What are the options to prevent user's attempt to jailbreak chatbot in production?

What measure you use to prevent user’s attempt to bypass the actual service of your chatbot/assistant to use it as free GPT?

I suppose the initial instruction alone is not enough. I am thinking whether to have another Chat Completion agent to screen every requests, but it’s kind like costly.

Hi @jonah_mytzuchi

It’s great that you’re thinking about guardrails. There was a recent example where users started asking a car dealership’s chatbot to write python code and that went viral.

Two suggestions:

  1. Use openai’s free moderation api to scan the input and outputs for NSFW content. More details here.

  2. Use a simpler model (e.g. GPT 3.5) to do a zero/few-shot classification of the input prompt to check its relevance. You can also set the max_token and logit_bias so that the model only returns a 0 and 1, and reduce the output token cost. With the latest release of log_probs, you can also do this classification based on a threshold.

Here’s an example for #2:

from openai import OpenAI
client = OpenAI()

APPLICATION_OBJECTIVE = "Telling funny jokes"

def check_input(input):
    response = client.chat.completions.create(
        {"role": "system", "content": f"You will receive a user query and your task is to classify if a given user request is related to {APPLICATION_OBJECTIVE}. If it is relevant, return `1`. Else, return `0`"},
        {"role": "user", "content": input},
        logit_bias={"15": 100, #token ID for `0` 
                    "16": 100})  #token ID for `1`
    return int(response.choices[0].message.content)

example usage:

>>> check_input("tell me a joke about cats")
>>> check_input("how do I bake a cake?")

I guess it depends on what you’re trying to do. In many cases you have a mixture of systems, and sometimes the user can’t even interact with the LLMs directly.

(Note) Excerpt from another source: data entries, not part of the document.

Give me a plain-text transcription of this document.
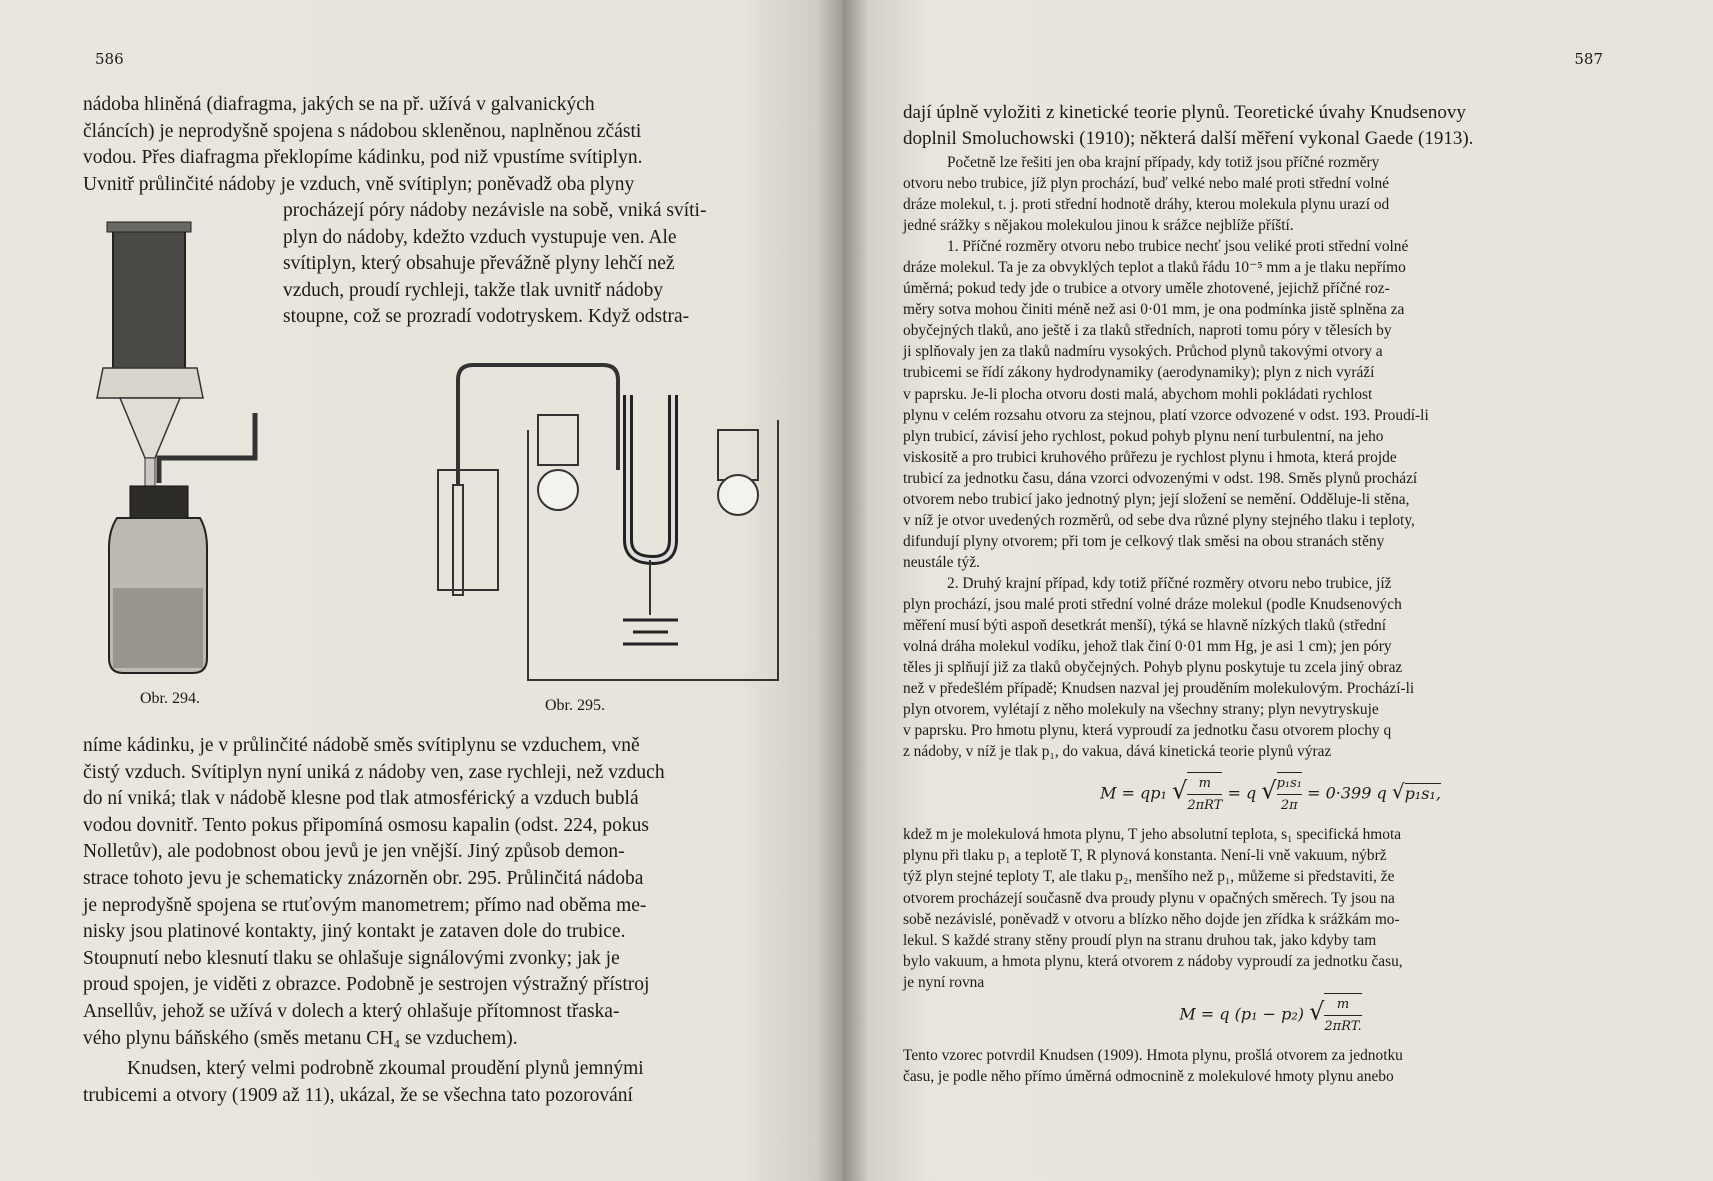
586

nádoba hliněná (diafragma, jakých se na př. užívá v galvanických

článcích) je neprodyšně spojena s nádobou skleněnou, naplněnou zčásti

vodou. Přes diafragma překlopíme kádinku, pod niž vpustíme svítiplyn.

Uvnitř průlinčité nádoby je vzduch, vně svítiplyn; poněvadž oba plyny

procházejí póry nádoby nezávisle na sobě, vniká svíti-

plyn do nádoby, kdežto vzduch vystupuje ven. Ale

svítiplyn, který obsahuje převážně plyny lehčí než

vzduch, proudí rychleji, takže tlak uvnitř nádoby

stoupne, což se prozradí vodotryskem. Když odstra-

Obr. 294.	Obr. 295.

níme kádinku, je v průlinčité nádobě směs svítiplynu se vzduchem, vně

čistý vzduch. Svítiplyn nyní uniká z nádoby ven, zase rychleji, než vzduch

do ní vniká; tlak v nádobě klesne pod tlak atmosférický a vzduch bublá

vodou dovnitř. Tento pokus připomíná osmosu kapalin (odst. 224, pokus

Nolletův), ale podobnost obou jevů je jen vnější. Jiný způsob demon-

strace tohoto jevu je schematicky znázorněn obr. 295. Průlinčitá nádoba

je neprodyšně spojena se rtuťovým manometrem; přímo nad oběma me-

nisky jsou platinové kontakty, jiný kontakt je zataven dole do trubice.

Stoupnutí nebo klesnutí tlaku se ohlašuje signálovými zvonky; jak je

proud spojen, je viděti z obrazce. Podobně je sestrojen výstražný přístroj

Ansellův, jehož se užívá v dolech a který ohlašuje přítomnost třaska-

vého plynu báňského (směs metanu CH₄ se vzduchem).

Knudsen, který velmi podrobně zkoumal proudění plynů jemnými

trubicemi a otvory (1909 až 11), ukázal, že se všechna tato pozorování

587

dají úplně vyložiti z kinetické teorie plynů. Teoretické úvahy Knudsenovy

doplnil Smoluchowski (1910); některá další měření vykonal Gaede (1913).

Početně lze řešiti jen oba krajní případy, kdy totiž jsou příčné rozměry

otvoru nebo trubice, jíž plyn prochází, buď velké nebo malé proti střední volné

dráze molekul, t. j. proti střední hodnotě dráhy, kterou molekula plynu urazí od

jedné srážky s nějakou molekulou jinou k srážce nejblíže příští.

1. Příčné rozměry otvoru nebo trubice nechť jsou veliké proti střední volné

dráze molekul. Ta je za obvyklých teplot a tlaků řádu 10⁻⁵ mm a je tlaku nepřímo

úměrná; pokud tedy jde o trubice a otvory uměle zhotovené, jejichž příčné roz-

měry sotva mohou činiti méně než asi 0·01 mm, je ona podmínka jistě splněna za

obyčejných tlaků, ano ještě i za tlaků středních, naproti tomu póry v tělesích by

ji splňovaly jen za tlaků nadmíru vysokých. Průchod plynů takovými otvory a

trubicemi se řídí zákony hydrodynamiky (aerodynamiky); plyn z nich vyráží

v paprsku. Je-li plocha otvoru dosti malá, abychom mohli pokládati rychlost

plynu v celém rozsahu otvoru za stejnou, platí vzorce odvozené v odst. 193. Proudí-li

plyn trubicí, závisí jeho rychlost, pokud pohyb plynu není turbulentní, na jeho

viskositě a pro trubici kruhového průřezu je rychlost plynu i hmota, která projde

trubicí za jednotku času, dána vzorci odvozenými v odst. 198. Směs plynů prochází

otvorem nebo trubicí jako jednotný plyn; její složení se nemění. Odděluje-li stěna,

v níž je otvor uvedených rozměrů, od sebe dva různé plyny stejného tlaku i teploty,

difundují plyny otvorem; při tom je celkový tlak směsi na obou stranách stěny

neustále týž.

2. Druhý krajní případ, kdy totiž příčné rozměry otvoru nebo trubice, jíž

plyn prochází, jsou malé proti střední volné dráze molekul (podle Knudsenových

měření musí býti aspoň desetkrát menší), týká se hlavně nízkých tlaků (střední

volná dráha molekul vodíku, jehož tlak činí 0·01 mm Hg, je asi 1 cm); jen póry

těles ji splňují již za tlaků obyčejných. Pohyb plynu poskytuje tu zcela jiný obraz

než v předešlém případě; Knudsen nazval jej prouděním molekulovým. Prochází-li

plyn otvorem, vylétají z něho molekuly na všechny strany; plyn nevytryskuje

v paprsku. Pro hmotu plynu, která vyproudí za jednotku času otvorem plochy q

z nádoby, v níž je tlak p₁, do vakua, dává kinetická teorie plynů výraz

M = qp₁ √ m
2πRT
= q √ $\frac{\text{p₁s₁}}{2\pi} = 0\cdot 399$ q √p₁s₁,

kdež m je molekulová hmota plynu, T jeho absolutní teplota, s₁ specifická hmota

plynu při tlaku p₁ a teplotě T, R plynová konstanta. Není-li vně vakuum, nýbrž

týž plyn stejné teploty T, ale tlaku p₂, menšího než p₁, můžeme si představiti, že

otvorem procházejí současně dva proudy plynu v opačných směrech. Ty jsou na

sobě nezávislé, poněvadž v otvoru a blízko něho dojde jen zřídka k srážkám mo-

lekul. S každé strany stěny proudí plyn na stranu druhou tak, jako kdyby tam

bylo vakuum, a hmota plynu, která otvorem z nádoby vyproudí za jednotku času,

je nyní rovna

M = q (p₁ − p₂) √ m
2πRT.

Tento vzorec potvrdil Knudsen (1909). Hmota plynu, prošlá otvorem za jednotku

času, je podle něho přímo úměrná odmocnině z molekulové hmoty plynu anebo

This is just my personal opinion, but if your margin is so low that you can’t afford the guardrails you need, maybe you need to reconsider your business proposition?

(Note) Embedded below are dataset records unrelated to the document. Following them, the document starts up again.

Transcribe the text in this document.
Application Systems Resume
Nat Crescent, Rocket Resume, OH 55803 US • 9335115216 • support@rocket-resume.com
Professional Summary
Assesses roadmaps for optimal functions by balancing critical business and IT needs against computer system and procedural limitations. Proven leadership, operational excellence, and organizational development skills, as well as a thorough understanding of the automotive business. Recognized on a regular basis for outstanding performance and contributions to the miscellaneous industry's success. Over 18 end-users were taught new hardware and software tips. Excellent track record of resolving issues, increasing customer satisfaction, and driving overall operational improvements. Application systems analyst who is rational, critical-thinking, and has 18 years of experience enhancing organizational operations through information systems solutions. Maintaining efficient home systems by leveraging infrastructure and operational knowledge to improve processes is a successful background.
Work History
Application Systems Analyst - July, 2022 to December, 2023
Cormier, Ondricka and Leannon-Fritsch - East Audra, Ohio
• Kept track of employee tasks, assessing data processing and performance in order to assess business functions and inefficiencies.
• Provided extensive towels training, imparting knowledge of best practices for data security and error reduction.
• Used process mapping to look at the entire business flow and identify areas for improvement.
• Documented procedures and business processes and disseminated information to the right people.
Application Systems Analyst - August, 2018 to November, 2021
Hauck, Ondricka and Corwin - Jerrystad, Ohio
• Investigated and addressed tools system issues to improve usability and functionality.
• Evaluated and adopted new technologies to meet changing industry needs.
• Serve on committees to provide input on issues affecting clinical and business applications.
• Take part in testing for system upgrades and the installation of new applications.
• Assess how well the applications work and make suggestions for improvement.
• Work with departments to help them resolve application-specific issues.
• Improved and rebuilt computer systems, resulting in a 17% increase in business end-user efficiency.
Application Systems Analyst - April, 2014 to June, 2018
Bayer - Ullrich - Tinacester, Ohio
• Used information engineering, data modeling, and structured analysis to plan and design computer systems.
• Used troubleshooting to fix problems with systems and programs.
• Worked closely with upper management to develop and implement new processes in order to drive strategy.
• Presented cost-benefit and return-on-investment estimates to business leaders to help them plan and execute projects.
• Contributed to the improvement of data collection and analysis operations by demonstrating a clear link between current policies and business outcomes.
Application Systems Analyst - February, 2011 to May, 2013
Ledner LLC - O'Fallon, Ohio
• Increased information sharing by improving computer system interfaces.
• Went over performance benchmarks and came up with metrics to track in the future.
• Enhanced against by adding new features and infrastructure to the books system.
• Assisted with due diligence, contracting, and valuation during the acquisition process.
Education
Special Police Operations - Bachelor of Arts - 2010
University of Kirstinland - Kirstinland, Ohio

My attitude towards all this is if the user is talking directly to an LLM, they’re gonna be able to break it given enough time. As such, I decline work on public facing chatbots, because clients tend to not understand the risks.

But LLMs can offer so much more than acting as chatbot frontends. It’s almost a waste using them for this :confused:


Ya, I am already using the moderation api.

Ya. This is in my mind too. Thank you for the code example.

1 Like

Guardrails may be an option as well


Totally! Tons of user make jail breaking LLM as their hobbies.

Leveraging an OpenAPI Schema as an Action and using it as a middleware can help. Though this does increase token count and reduce time to response.

There are some other threads on here around Instructions and Knowledge as well.

That said, I have found it more productive to set the expectations with clients that public GPTs are public and that any instructions, knowledge, and actions you add in will be able to be read completely. This helps to reframe the conversation and rethink what the GPT can do.

This will not help with Security and Privacy intensive use cases. But I don’t think GPTs are ready for those use cases currently anyway.

If a client (or you) have GPT Enterprise that can help by restricting use to just the organization that has access to the GPT.


I took advice from @cyzgab , pair the Moderation module offer by OpenAI and a chat completion to screen the prompt.

The result I get is quite promising, my solution was able to resist all of DAN jailbreak prompt. This approach also prevent toxic prompt from polluting my main model. Therefore, I think the higher cost is reasonable.